The validate_dataset() function ensures all readers produce compatible output. It collects all violations and raises a single ValueError listing every problem.

from canvod.readers.base import validate_dataset

# Checks dimensions, coordinates (with dtypes), data variables, and attributes.
# Raises ValueError listing ALL violations at once.
validate_dataset(ds)

# Optionally specify required data variables (default: ["SNR"])
validate_dataset(ds, required_vars=["SNR", "Phase"])

The function checks:

  • Dimensions: (epoch, sid) must exist
  • Coordinates: all required coordinates with correct dtypes
  • Data variables: required variables exist with (epoch, sid) dimensions
  • Attributes: required global attributes (Created, Software, Institution, File Hash)

Rationale for Structural Requirements

Dimensions (epoch, sid) -- Standardizes time series structure, enables efficient indexing and slicing, and maintains compatibility with xarray operations.

Coordinates -- freq_* coordinates are required for band overlap detection. system, band, and code enable constellation- and signal-level filtering. sv tracks individual satellites.

Attributes -- "File Hash" prevents duplicate ingestion in storage. Other metadata attributes support provenance tracking and reproducibility.

ReaderFactory Pattern

The canvodpy.ReaderFactory lives in the umbrella package and provides name-based reader creation plus RINEX auto-detection.

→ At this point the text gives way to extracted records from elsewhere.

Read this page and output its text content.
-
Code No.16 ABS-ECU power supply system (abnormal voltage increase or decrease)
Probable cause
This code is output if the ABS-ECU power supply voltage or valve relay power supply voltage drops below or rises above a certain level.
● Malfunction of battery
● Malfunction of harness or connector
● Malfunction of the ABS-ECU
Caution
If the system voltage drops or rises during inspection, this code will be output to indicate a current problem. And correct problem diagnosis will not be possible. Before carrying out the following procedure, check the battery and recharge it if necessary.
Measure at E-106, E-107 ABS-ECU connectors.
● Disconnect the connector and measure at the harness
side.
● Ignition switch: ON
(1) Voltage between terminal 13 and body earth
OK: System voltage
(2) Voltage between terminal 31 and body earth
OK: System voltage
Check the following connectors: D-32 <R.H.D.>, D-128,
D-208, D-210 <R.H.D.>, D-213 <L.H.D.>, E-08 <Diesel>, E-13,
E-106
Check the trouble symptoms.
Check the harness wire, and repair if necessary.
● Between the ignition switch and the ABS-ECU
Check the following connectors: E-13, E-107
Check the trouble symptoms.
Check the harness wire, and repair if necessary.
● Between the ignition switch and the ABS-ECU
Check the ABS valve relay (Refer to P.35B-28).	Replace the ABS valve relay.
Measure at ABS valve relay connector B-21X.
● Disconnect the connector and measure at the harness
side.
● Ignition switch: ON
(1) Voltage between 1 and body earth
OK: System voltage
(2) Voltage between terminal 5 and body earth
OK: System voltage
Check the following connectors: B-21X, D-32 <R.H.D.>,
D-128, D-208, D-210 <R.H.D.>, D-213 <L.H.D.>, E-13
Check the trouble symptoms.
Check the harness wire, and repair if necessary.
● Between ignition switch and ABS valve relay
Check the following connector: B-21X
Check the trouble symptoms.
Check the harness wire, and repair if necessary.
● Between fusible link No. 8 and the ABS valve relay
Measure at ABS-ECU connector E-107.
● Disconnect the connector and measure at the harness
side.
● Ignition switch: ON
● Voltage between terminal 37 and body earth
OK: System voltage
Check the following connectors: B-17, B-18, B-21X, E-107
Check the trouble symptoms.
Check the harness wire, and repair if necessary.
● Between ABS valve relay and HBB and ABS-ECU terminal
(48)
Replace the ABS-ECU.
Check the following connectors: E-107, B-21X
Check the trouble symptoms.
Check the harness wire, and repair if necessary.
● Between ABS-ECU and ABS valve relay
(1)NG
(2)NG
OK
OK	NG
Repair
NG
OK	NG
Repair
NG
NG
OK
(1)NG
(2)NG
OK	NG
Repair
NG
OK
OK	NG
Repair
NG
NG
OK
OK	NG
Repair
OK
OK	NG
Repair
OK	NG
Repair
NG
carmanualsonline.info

It is part of the generic ComponentFactory family (alongside GridFactory, VODFactory, AugmentationFactory).

from canvodpy import ReaderFactory

# Name-based creation (works for all registered readers)
reader = ReaderFactory.create("rinex3", fpath="station.25o")
reader = ReaderFactory.create("sbf", fpath="station.25_")

# Auto-detect RINEX v2/v3 from file header
reader = ReaderFactory.create_from_file("station.25o")

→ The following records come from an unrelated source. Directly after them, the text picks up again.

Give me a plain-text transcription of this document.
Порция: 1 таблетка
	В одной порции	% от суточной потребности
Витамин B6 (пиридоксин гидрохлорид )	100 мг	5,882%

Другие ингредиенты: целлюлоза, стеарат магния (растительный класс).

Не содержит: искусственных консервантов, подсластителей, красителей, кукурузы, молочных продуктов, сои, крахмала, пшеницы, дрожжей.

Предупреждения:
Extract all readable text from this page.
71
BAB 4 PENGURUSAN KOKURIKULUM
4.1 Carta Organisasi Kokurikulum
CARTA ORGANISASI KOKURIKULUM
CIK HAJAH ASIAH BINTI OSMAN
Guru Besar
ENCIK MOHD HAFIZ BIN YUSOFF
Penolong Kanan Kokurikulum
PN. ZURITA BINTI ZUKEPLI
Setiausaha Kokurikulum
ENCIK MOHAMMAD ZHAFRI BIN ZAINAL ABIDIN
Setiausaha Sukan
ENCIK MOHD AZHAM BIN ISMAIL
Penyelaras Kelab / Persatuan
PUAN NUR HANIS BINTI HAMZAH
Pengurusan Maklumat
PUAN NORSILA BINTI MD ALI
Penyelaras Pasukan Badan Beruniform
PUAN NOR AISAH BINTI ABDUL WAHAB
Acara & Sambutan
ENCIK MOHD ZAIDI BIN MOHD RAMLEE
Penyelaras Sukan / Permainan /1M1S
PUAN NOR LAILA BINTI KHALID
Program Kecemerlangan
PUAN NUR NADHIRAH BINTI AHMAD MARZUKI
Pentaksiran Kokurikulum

# Register a custom reader
ReaderFactory.register("my_format", MyFormatReader)
reader = ReaderFactory.create("my_format", fpath="data.myf")

Auto-detection scope

create_from_file() auto-detects RINEX v2/v3 from the first 9 characters of the file header. SBF and other binary formats should use the name-based API: ReaderFactory.create("sbf", fpath=path).

Summary

The canvod-readers architecture is characterized by:

  1. Unified inheritanceGNSSDataReader(BaseModel, ABC) provides file validation, fpath, and model_config out of the box. New readers only need one parent class.
  2. Validated signal identifiersSignalID catches invalid SVs and malformed signal IDs at creation time, not during analysis.
  3. Guided Dataset constructionDatasetBuilder handles coordinate arrays, frequency resolution, dtype enforcement, and validation automatically.
  4. Contract enforcement through the ABC, ensuring consistent behavior across all readers.
  5. Type safety via Pydantic, catching errors during parsing.
  6. Structural validation through validate_dataset(), ensuring downstream compatibility.
  7. Extensibility — new formats can be added in ~30 lines without modifying existing code. See Building a Reader for a step-by-step guide.